Trasporto marittimo, le navi senza pilota non sono ormai così lontane
Rodolfo Magosso, direttore Risorse umane del Gruppo Messina, racconta come sta cambiando il mondo dello shipping e del settore terminalistico: “Oggi la power unit è come una sala operatoria, ieri era come l’antro di Polifemo. Serve investire sulle competenze”.
Da 95 anni la flotta di navi cargo Ignazio Messina & C. collega il Mediterraneo con l’Africa, il Medio oriente e il sub continente indiano. E dal 1996 la stessa famiglia di armatori è attiva nell’ambito terminalistico nel Porto di Genova. Il Gruppo Messina si è costituito nel 2013 e continua a distinguersi anche per il sistema logistico integrato, rappresentando capacità innovativa insieme ad attaccamento al territorio. Rodolfo Magosso è il Direttore Risorse Umane, arrivato al Gruppo Messina dopo esperienze al gruppo Burgo e in Fiat e scandisce: “Il trasporto marittimo è nato al tempo dei fenici e per lungo tempo è rimasto tutto sommato tale e quale; ma negli ultimi anni, sia nel settore marittimo che in quello terminalistico, i cambiamenti sono stati enormi e il futuro che abbiamo davanti, non troppo lontano, sarà fatto da navi che per certi tragitti saranno senza pilota”.
Cosa sta accadendo nel settore shipping?
L’azienda in cui lavoro nell’arco di cinque anni ha rinnovato tutta la flotta: dismesso le vecchie navi e immesse altrettante nuove. Si tratta di navi da 70 milioni di dollari, quindi parlo di un cambiamento importante. Questo fatto ha evidentemente portato con sé la necessità di investire sulle competenze, perché è ovvio che comandanti abituati a una guida tradizionale hanno dovuto, talvolta con fatica, adattarsi a navi che si guidano con un joystick, per semplificare. Navi in cui l’attività e la percezione dell’uomo erano prima dirette e dove, oggi, tutto è intermediato dalla strumentazione di bordo. Personalmente si tratta di una trasformazione da me già vissuta nel mondo della produzione delle carta, dove il contatto con la macchina era addirittura tattile: si intingeva il dito nella pasta e lo si portava alla bocca per registrare il grado di acidità, la composizione, eccetera. Poi le macchine sono state ingabbiate, abbiamo aumentato la loro velocità e questo metodo empirico non è stato più praticabile, perché la capacità di reazione umana non poteva competere con chilometri di carta prodotta. A quel punto era la macchina ad analizzare il composto in tempo reale e a mostrarlo a monitor. La stessa cosa è accaduta nel mondo dell’automobile: la verniciatura veniva fatta a mano dagli operai e poi si è passati a farla realizzare alle macchine.

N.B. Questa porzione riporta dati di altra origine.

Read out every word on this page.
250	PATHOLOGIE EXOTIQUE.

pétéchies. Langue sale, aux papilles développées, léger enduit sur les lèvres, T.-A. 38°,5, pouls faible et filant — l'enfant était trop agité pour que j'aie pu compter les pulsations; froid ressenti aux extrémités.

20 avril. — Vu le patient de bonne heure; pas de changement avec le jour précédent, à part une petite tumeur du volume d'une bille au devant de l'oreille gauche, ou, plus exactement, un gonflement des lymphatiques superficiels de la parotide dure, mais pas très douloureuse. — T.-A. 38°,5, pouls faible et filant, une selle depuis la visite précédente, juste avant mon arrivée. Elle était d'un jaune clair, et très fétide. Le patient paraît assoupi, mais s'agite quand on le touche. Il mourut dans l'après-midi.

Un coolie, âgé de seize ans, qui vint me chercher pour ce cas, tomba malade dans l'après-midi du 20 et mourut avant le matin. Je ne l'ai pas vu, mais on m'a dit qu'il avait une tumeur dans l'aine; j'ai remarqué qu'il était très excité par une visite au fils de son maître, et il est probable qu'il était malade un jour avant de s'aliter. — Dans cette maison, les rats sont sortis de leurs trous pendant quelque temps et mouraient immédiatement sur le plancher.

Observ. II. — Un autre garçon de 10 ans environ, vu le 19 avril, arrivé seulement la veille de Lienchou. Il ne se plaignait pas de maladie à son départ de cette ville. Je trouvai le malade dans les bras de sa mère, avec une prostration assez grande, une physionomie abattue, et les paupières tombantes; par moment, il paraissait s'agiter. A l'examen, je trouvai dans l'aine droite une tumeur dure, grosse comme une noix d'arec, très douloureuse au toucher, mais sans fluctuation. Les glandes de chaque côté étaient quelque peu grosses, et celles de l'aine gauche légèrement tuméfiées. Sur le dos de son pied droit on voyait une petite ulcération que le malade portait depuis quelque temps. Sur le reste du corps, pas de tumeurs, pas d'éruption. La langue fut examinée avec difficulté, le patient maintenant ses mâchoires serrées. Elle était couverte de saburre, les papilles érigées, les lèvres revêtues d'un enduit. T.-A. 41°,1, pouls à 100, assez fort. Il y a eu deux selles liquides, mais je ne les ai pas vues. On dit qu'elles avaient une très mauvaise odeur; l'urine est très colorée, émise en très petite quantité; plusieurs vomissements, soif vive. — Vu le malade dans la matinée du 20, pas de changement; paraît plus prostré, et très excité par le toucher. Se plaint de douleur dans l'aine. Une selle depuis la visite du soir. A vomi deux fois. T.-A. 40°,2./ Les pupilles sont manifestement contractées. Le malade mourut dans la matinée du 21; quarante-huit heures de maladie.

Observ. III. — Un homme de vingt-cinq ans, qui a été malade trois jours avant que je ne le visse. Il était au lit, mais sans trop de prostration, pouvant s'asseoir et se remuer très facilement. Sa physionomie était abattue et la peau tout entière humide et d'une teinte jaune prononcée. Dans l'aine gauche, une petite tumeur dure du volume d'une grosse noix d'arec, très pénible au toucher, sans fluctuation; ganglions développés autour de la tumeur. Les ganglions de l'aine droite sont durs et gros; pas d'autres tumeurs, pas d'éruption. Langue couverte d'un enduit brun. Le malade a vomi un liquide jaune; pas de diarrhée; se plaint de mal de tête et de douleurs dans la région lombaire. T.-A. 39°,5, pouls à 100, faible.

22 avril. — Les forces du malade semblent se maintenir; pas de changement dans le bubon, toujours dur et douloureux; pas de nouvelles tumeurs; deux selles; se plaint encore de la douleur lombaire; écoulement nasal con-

E per quanto riguarda l’attività terminalistica?
Ho ancora foto dei camalli che camallavano, appunto, caricandosi i sacchi in spalla. Il futuro che si è già realizzato nel mondo, ad esempio a Rotterdam, Barcellona, Anversa, è fatto di terminal automatizzati. In Italia a Vado Ligure si avvierà nei prossimi giorni un terminal in cui le gru sono automatizzate e – al posto del manovratore sospeso a dieci metri di altezza sotto la coperta della nave che movimenta il container – ci sarà un operatore che potrà movimentare sei gru.
Un notevole cambiamento: come impatta sulla forza lavoro?
Sì, il cambiamento è evidente. Noi abbiamo lanciato un piano assunzioni di giovani per il terminal portuale e i requisiti ricercati comprendevano come minimo un diploma tecnico, oltre la volontà di crescere e una notevole capacità relazionale: tutte qualità che premiano maggiormente il lavoro di squadra. La stessa cosa accade a bordo delle navi: grazie a una partnership con l’Accademia italiana della marina mercantile, i nuovi ufficiali assunti hanno competenze di elettronica fin da subito. Oggi la power unit è come una sala operatoria; prima era come l’antro di Polifemo.
Come si tiene insieme tutto, “vecchi” e “nuovi” lavoratori?
Il settore dello shipping è capital intensive, quindi il ricambio non è così veloce e in ogni caso si lavora sulle competenze. Per ciò che riguarda l’attività terminalistica, non abbiamo in previsione di completare il processo in tempi strettissimi ma sappiamo che la direzione è quella. E raggiungeremo l’obiettivo ricercando competenze utilizzabili in futuro e programmando molto. La nostra fortuna è quella di non essere un’azienda IT, dove tutto si muove con maggiore velocità. Per le cargo Ro-Ro siamo leader, la nostra è un’attività di nicchia e ci si può permettere tempi diversi.